Technical Developments of Digital Libraries:
The first serious attempts to store library information on computers date from the late 1960s. These early attempts faced serious technical barriers, including the high cost of computers, terse user interfaces, and the lack of networks that need technical developments of digital libraries. Because storage was expensive, the first applications were in areas where financial benefits could be gained from storing comparatively small volumes of data online. Four technical areas stand out as being particularly important to digital libraries.
- Electronic storage is becoming cheaper than paper: The cost of storing documents on CD-ROM was already less than the cost of books in libraries. Today, storing most forms of information on computers is much cheaper than storing artifacts in a library. They are much lower, though still noticeable, particularly for storing large objects such as digitized videos, extensive collections of images, or high-fidelity sound recordings.
- Personal computer displays are becoming more pleasant to use: Most users of digital libraries have a mixed style of working, with only part of the materials that they use in digital form.
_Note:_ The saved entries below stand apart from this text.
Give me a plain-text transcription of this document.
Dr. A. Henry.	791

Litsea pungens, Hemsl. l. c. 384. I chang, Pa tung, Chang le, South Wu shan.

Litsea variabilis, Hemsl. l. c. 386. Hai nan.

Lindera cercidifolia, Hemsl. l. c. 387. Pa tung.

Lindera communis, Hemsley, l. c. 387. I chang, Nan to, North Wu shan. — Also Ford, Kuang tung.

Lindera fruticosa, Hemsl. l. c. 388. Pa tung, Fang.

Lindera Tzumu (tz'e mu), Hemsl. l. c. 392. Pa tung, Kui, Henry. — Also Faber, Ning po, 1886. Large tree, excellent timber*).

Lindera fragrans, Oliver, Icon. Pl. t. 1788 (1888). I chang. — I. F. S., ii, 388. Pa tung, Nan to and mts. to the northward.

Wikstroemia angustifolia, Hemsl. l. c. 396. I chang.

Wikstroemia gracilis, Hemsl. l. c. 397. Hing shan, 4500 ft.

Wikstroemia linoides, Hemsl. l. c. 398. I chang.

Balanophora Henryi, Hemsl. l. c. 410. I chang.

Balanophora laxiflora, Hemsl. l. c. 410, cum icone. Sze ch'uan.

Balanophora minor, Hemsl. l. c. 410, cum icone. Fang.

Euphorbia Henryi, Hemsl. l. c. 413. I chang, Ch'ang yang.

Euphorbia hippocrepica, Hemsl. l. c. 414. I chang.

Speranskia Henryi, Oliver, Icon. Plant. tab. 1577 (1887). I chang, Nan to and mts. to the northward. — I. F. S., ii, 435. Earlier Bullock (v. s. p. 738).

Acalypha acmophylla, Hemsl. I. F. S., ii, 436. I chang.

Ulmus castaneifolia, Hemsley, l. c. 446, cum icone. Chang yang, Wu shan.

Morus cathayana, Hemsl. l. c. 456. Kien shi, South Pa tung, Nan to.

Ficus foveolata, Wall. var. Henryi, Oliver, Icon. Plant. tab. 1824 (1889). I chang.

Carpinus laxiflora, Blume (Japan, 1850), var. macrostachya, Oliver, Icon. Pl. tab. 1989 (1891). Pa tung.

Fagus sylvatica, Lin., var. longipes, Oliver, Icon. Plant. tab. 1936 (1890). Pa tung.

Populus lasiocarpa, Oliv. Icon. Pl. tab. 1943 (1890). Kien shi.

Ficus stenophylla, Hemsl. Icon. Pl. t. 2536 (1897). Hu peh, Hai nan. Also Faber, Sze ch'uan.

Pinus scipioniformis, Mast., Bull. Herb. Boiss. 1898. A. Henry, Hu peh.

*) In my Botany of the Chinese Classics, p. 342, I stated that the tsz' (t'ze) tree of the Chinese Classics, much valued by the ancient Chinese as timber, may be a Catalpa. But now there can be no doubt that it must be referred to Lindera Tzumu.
Users still print materials from the digital library and read the printed version, but every year more people are reading more materials directly from the screen.
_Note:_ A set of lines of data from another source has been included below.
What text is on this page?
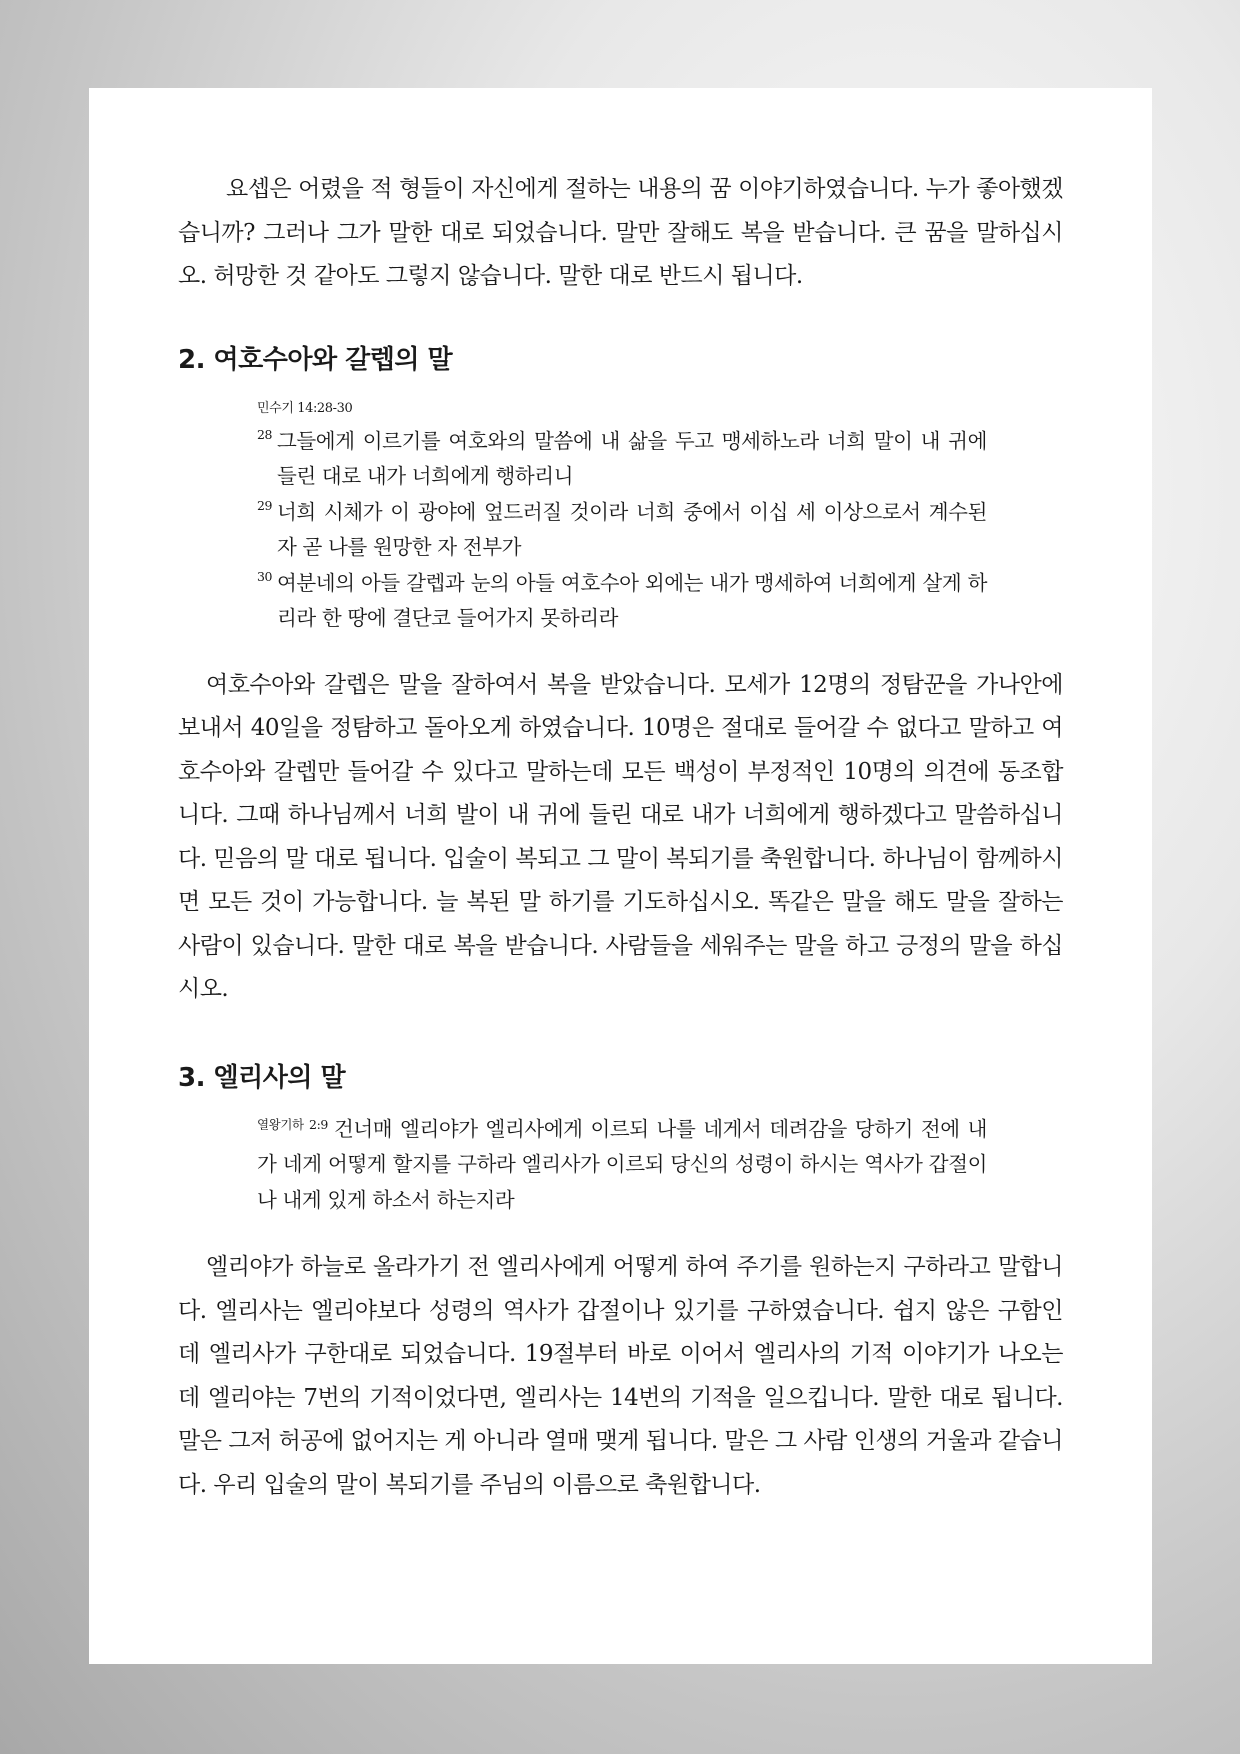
요셉은 어렸을 적 형들이 자신에게 절하는 내용의 꿈 이야기하였습니다. 누가 좋아했겠습니까? 그러나 그가 말한 대로 되었습니다. 말만 잘해도 복을 받습니다. 큰 꿈을 말하십시오. 허망한 것 같아도 그렇지 않습니다. 말한 대로 반드시 됩니다.

2. 여호수아와 갈렙의 말

민수기 14:28-30

28 그들에게 이르기를 여호와의 말씀에 내 삶을 두고 맹세하노라 너희 말이 내 귀에 들린 대로 내가 너희에게 행하리니
29 너희 시체가 이 광야에 엎드러질 것이라 너희 중에서 이십 세 이상으로서 계수된 자 곧 나를 원망한 자 전부가
30 여분네의 아들 갈렙과 눈의 아들 여호수아 외에는 내가 맹세하여 너희에게 살게 하리라 한 땅에 결단코 들어가지 못하리라

여호수아와 갈렙은 말을 잘하여서 복을 받았습니다. 모세가 12명의 정탐꾼을 가나안에 보내서 40일을 정탐하고 돌아오게 하였습니다. 10명은 절대로 들어갈 수 없다고 말하고 여호수아와 갈렙만 들어갈 수 있다고 말하는데 모든 백성이 부정적인 10명의 의견에 동조합니다. 그때 하나님께서 너희 발이 내 귀에 들린 대로 내가 너희에게 행하겠다고 말씀하십니다. 믿음의 말 대로 됩니다. 입술이 복되고 그 말이 복되기를 축원합니다. 하나님이 함께하시면 모든 것이 가능합니다. 늘 복된 말 하기를 기도하십시오. 똑같은 말을 해도 말을 잘하는 사람이 있습니다. 말한 대로 복을 받습니다. 사람들을 세워주는 말을 하고 긍정의 말을 하십시오.

3. 엘리사의 말
$^{열왕기하 2:9}$ 건너매 엘리야가 엘리사에게 이르되 나를 네게서 데려감을 당하기 전에 내가 네게 어떻게 할지를 구하라 엘리사가 이르되 당신의 성령이 하시는 역사가 갑절이나 내게 있게 하소서 하는지라

엘리야가 하늘로 올라가기 전 엘리사에게 어떻게 하여 주기를 원하는지 구하라고 말합니다. 엘리사는 엘리야보다 성령의 역사가 갑절이나 있기를 구하였습니다. 쉽지 않은 구함인데 엘리사가 구한대로 되었습니다. 19절부터 바로 이어서 엘리사의 기적 이야기가 나오는데 엘리야는 7번의 기적이었다면, 엘리사는 14번의 기적을 일으킵니다. 말한 대로 됩니다. 말은 그저 허공에 없어지는 게 아니라 열매 맺게 됩니다. 말은 그 사람 인생의 거울과 같습니다. 우리 입술의 말이 복되기를 주님의 이름으로 축원합니다.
- High-speed networks are becoming widespread: The growth of the Internet over the past few years has been phenomenal. Telecommunications companies compete to provide local and long-distance Internet service across the United States; international links reach almost every country in the world; every sizable company has its internal network; universities have built campus networks; individuals can purchase low-cost, dial-up services for their homes. It is easier to receive information over the Internet than to acquire printed books and journals by orthodox methods.
- Computers have become portable: Although digital libraries are based around networks, their utility has been greatly enhanced by the development of portable, laptop computers. By attaching a laptop computer to a network connection, a user combines the digital library resources of the Internet with the personal work that is stored on the laptop. When the user disconnects the laptop, copies of selected library materials can be retained for personal use.